Deformability-based enrichment devices, however, are not only exclusive to cancer cells. An example of this is Nanyang Technological University Researcher Han Wei Hou's microfluidic device that separates and improves red blood cells from normal cells based on their stiffness through margination. Infected red blood cells are generally stiffer, so through his device, stiffer red blood cells would be closer to the vessel wall when normal red blood cells would stay in the center. This allows the deformed red blood cells to be collected via a separate outlet on the sides.
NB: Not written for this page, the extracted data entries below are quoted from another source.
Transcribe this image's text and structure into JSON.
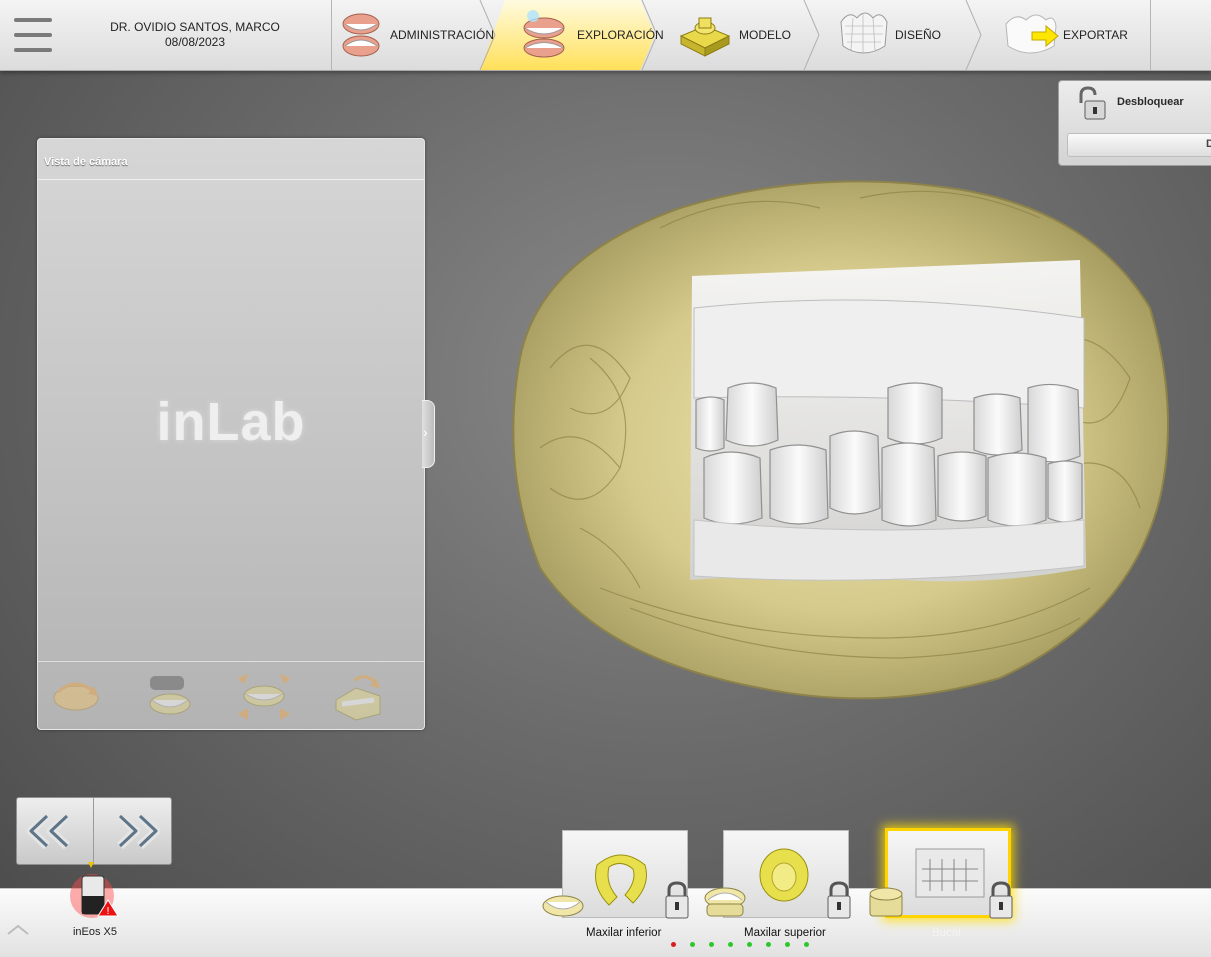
{
  "header": {
    "patient_name": "DR. OVIDIO SANTOS, MARCO",
    "patient_date": "08/08/2023",
    "steps": [
      {
        "label": "ADMINISTRACIÓN",
        "active": false
      },
      {
        "label": "EXPLORACIÓN",
        "active": true
      },
      {
        "label": "MODELO",
        "active": false
      },
      {
        "label": "DISEÑO",
        "active": false
      },
      {
        "label": "EXPORTAR",
        "active": false
      }
    ]
  },
  "unlock_panel": {
    "label": "Desbloquear",
    "sub_label": "D"
  },
  "camera_panel": {
    "title": "Vista de cámara",
    "logo": "inLab",
    "tools": [
      "rotate-model-icon",
      "jaw-toggle-icon",
      "expand-arch-icon",
      "buccal-view-icon"
    ]
  },
  "device": {
    "name": "inEos X5",
    "status": "warning"
  },
  "catalog": {
    "items": [
      {
        "label": "Maxilar inferior",
        "locked": true
      },
      {
        "label": "Maxilar superior",
        "locked": true
      },
      {
        "label": "Bucal",
        "locked": true,
        "active": true
      }
    ],
    "dots": 8
  },
  "colors": {
    "accent": "#ffd400",
    "model_stone": "#d9cf8f",
    "scan_white": "#ececec"
  }
}
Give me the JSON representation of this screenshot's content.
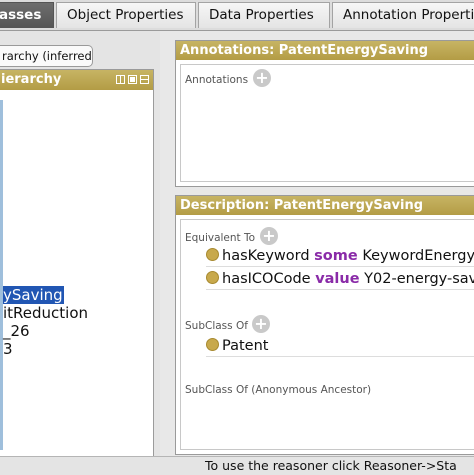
{
  "tabs": [
    {
      "label": "asses",
      "active": true
    },
    {
      "label": "Object Properties",
      "active": false
    },
    {
      "label": "Data Properties",
      "active": false
    },
    {
      "label": "Annotation Properti",
      "active": false
    }
  ],
  "left_panel": {
    "subtab_label": "rarchy (inferred)",
    "header_label": "ierarchy",
    "header_buttons": [
      "add-subclass-icon",
      "add-sibling-icon",
      "delete-class-icon"
    ],
    "tree_items": [
      {
        "label": "ySaving",
        "selected": true
      },
      {
        "label": "itReduction",
        "selected": false
      },
      {
        "label": "_26",
        "selected": false
      },
      {
        "label": "3",
        "selected": false
      }
    ]
  },
  "annotations_panel": {
    "header": "Annotations: PatentEnergySaving",
    "section_label": "Annotations",
    "add_icon": "+"
  },
  "description_panel": {
    "header": "Description: PatentEnergySaving",
    "equivalent_label": "Equivalent To",
    "equivalent_axioms": [
      {
        "prop": "hasKeyword",
        "kw": "some",
        "filler": "KeywordEnergyS"
      },
      {
        "prop": "hasICOCode",
        "kw": "value",
        "filler": "Y02-energy-sav"
      }
    ],
    "subclass_label": "SubClass Of",
    "subclass_axioms": [
      {
        "class": "Patent"
      }
    ],
    "anon_label": "SubClass Of (Anonymous Ancestor)",
    "add_icon": "+"
  },
  "status_bar": {
    "text": "To use the reasoner click Reasoner->Sta"
  },
  "colors": {
    "header_gold": "#b8a14e",
    "keyword_purple": "#8a2ba8",
    "selection_blue": "#2156b3",
    "bullet_gold": "#c8a94c"
  }
}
== Ongoing research concerns ==
In the 1800s, cells were initially thought to be of homogeneous gels, sols, viscoelastic and plastic fluids. Models currently have been developed into including a viscoelastic continuum, a combination of discrete mechanical elements, or a combination of viscoelastic fluid within a dense meshwork and have been proven to be highly accurate after experimentation. Despite these improved and more refined models, there still remain to be flaws as several experimental proofs (e.g. soft glass rheology phenomenon) refute current existing models. Thus, the time-dependent and predictive theoretical description of cell mechanics remains to be incomplete.

It is also not fully understood whether mechanical phenomena are side products of biological processes or they are controlled at the genetic and physiological level through feedback loops, actuation and response pathways given our existing knowledge of cell physiology or neurophysiology.